Dilansir Okezone mengutip Techspot, Sabtu (7/4/2018), TechCrunch baru-baru ini menemukan raksasa media sosial secara diam-diam menarik atau mengurungkan pengiriman yang dikirim dari eksekutif perusahaan (termasuk Zuckerburg) ke pengguna Facebook lainnya.

Facebook kemudian mengklaim bahwa mereka mencabut pesan-pesan ini dalam upaya untuk "melindungi komunikasi para eksekutif mereka" menyusul peretasan email Sony Pictures pada tahun 2014. "Setelah email Sony Pictures diretas pada tahun 2014, kami membuat sejumlah perubahan untuk melindungi komunikasi para eksekutif kami," kata juru bicara Facebook kepada TechCrunch.

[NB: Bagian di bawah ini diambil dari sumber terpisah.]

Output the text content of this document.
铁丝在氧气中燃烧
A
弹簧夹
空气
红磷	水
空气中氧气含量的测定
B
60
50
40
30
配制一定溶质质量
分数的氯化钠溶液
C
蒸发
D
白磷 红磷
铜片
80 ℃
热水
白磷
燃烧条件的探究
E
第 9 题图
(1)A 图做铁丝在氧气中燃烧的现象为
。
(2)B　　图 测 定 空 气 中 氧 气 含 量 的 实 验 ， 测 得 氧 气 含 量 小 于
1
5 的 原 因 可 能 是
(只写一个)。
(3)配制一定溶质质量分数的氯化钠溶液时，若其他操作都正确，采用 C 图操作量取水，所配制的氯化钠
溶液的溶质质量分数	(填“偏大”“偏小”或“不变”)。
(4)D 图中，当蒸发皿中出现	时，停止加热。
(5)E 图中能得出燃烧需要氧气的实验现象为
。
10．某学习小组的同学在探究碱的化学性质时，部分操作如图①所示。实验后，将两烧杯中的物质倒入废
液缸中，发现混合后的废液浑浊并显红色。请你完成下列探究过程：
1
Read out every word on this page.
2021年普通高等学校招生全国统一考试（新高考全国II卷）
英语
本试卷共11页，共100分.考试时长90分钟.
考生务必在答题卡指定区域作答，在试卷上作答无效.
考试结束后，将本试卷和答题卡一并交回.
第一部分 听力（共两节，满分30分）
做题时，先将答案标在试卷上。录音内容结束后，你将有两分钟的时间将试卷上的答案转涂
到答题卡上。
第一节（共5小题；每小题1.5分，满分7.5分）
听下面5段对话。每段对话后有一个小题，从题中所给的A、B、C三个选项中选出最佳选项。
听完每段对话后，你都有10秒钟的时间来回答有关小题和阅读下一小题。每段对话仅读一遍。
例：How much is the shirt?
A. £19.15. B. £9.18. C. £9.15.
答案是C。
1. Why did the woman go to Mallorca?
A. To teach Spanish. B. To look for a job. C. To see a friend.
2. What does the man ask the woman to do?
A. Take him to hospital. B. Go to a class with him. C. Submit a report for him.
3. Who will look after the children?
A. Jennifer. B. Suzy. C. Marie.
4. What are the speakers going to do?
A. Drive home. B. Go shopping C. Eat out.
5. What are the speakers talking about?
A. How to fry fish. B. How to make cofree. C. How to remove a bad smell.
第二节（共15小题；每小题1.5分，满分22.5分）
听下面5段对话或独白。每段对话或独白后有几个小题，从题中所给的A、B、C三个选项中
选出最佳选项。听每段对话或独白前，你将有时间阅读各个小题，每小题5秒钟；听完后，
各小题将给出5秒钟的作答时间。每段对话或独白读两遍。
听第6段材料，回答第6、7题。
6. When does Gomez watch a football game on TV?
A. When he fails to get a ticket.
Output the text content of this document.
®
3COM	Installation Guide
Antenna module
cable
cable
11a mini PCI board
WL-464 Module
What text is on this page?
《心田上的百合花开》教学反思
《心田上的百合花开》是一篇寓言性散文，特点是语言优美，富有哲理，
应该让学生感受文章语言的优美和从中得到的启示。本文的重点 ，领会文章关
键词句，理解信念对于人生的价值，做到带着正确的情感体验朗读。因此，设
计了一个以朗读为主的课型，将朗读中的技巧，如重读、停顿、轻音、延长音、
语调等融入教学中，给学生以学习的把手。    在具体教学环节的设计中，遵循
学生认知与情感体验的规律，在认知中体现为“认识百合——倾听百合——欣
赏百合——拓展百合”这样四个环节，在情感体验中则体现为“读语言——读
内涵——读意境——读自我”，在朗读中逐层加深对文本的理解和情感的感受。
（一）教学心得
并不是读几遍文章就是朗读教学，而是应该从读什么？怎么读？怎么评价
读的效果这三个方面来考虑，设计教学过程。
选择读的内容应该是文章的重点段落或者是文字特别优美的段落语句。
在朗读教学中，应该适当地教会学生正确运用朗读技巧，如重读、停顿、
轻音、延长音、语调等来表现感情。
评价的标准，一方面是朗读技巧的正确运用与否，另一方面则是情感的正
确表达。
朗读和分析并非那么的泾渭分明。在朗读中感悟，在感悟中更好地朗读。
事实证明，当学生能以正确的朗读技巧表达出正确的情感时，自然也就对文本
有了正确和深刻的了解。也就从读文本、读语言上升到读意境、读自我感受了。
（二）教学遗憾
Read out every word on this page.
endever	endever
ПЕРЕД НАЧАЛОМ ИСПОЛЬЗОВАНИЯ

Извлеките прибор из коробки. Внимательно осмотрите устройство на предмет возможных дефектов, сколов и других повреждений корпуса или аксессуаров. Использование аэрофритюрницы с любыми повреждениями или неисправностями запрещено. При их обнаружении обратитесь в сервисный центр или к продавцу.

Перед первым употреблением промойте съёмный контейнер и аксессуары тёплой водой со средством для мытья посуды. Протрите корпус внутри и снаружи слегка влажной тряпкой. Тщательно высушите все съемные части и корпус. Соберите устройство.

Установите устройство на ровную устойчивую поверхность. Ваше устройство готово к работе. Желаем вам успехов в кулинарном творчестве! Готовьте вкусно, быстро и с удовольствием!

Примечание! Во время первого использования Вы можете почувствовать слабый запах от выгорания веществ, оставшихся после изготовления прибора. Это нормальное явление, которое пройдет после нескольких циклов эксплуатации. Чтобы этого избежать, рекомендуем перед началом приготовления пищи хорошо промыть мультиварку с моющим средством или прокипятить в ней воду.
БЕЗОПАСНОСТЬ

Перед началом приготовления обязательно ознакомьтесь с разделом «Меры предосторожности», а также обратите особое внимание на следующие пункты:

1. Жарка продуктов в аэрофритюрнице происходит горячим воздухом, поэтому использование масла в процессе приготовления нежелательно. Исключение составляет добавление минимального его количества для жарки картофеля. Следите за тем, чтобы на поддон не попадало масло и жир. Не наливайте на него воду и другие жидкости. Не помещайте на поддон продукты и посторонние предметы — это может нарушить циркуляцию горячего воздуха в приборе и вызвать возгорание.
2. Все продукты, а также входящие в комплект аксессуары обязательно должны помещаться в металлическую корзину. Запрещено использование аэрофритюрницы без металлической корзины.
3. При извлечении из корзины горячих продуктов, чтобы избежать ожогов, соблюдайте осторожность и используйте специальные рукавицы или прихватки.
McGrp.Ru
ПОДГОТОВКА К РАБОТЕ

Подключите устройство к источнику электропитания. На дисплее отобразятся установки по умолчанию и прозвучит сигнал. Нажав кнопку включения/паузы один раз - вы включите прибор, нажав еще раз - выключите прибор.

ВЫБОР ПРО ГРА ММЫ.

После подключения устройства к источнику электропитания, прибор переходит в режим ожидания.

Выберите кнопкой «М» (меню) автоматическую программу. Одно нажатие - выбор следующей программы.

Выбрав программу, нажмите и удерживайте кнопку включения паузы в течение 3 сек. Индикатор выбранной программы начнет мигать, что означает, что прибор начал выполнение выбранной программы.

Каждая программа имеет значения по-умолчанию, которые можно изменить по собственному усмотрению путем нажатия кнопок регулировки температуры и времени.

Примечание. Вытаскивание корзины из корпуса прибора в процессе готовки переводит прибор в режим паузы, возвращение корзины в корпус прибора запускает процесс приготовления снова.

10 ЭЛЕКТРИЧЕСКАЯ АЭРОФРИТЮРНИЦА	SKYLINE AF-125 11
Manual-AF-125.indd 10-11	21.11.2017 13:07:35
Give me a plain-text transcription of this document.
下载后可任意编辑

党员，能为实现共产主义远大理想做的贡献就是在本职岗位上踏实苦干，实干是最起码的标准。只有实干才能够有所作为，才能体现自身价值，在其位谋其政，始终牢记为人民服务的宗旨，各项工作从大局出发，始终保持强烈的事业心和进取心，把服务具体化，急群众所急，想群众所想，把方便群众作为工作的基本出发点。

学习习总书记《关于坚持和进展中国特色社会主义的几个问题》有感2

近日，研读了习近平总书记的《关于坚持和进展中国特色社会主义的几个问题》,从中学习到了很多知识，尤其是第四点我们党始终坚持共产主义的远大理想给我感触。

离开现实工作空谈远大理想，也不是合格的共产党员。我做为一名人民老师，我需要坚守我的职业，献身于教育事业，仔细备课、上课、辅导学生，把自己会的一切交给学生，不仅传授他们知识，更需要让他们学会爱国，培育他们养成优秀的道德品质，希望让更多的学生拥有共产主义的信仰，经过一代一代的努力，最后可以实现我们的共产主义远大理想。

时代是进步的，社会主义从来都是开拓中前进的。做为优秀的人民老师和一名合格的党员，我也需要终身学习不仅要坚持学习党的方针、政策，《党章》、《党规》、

Lebih lanjut perusahaan mengatakan, ini termasuk membatasi periode retensi untuk pesan Mark di Messenger. "Kami melakukannya dengan kepatuhan penuh dengan kewajiban hukum kami untuk menjaga pesan," tambahnya.

Kata-kata perusahaan tampaknya menyarankan penghapusan pesan ini telah direncanakan sebelumnya.

Facebook sekarang tampaknya mengerti bahwa dengan diam-diam menghapus pesan dari obrolan pribadi pengguna mereka bukanlah ide terbaik mengingat situasi mereka saat ini.

Seorang juru bicara Messenger baru-baru ini mengirimkan sebuah pernyataan yang mengklaim "fitur" unsend yang akan diluncurkan untuk semua pengguna di masa mendatang. "Kami telah mendiskusikan fitur ini beberapa kali. Dan orang-orang yang menggunakan fitur pesan rahasia kami dalam versi terenkripsi Messenger memiliki kemampuan untuk mengatur timer - dan menghapus pesannya secara otomatis. Kami sekarang akan membuat fitur hapus pesan yang lebih luas tersedia," tuturnya

"Ini mungkin membutuhkan waktu. Dan hingga fitur ini siap, kami tidak akan lagi menghapus pesan eksekutif apa pun. Kami harus melakukan ini lebih cepat - dan kami menyesal bahwa kami tidak melakukannya," terangnya.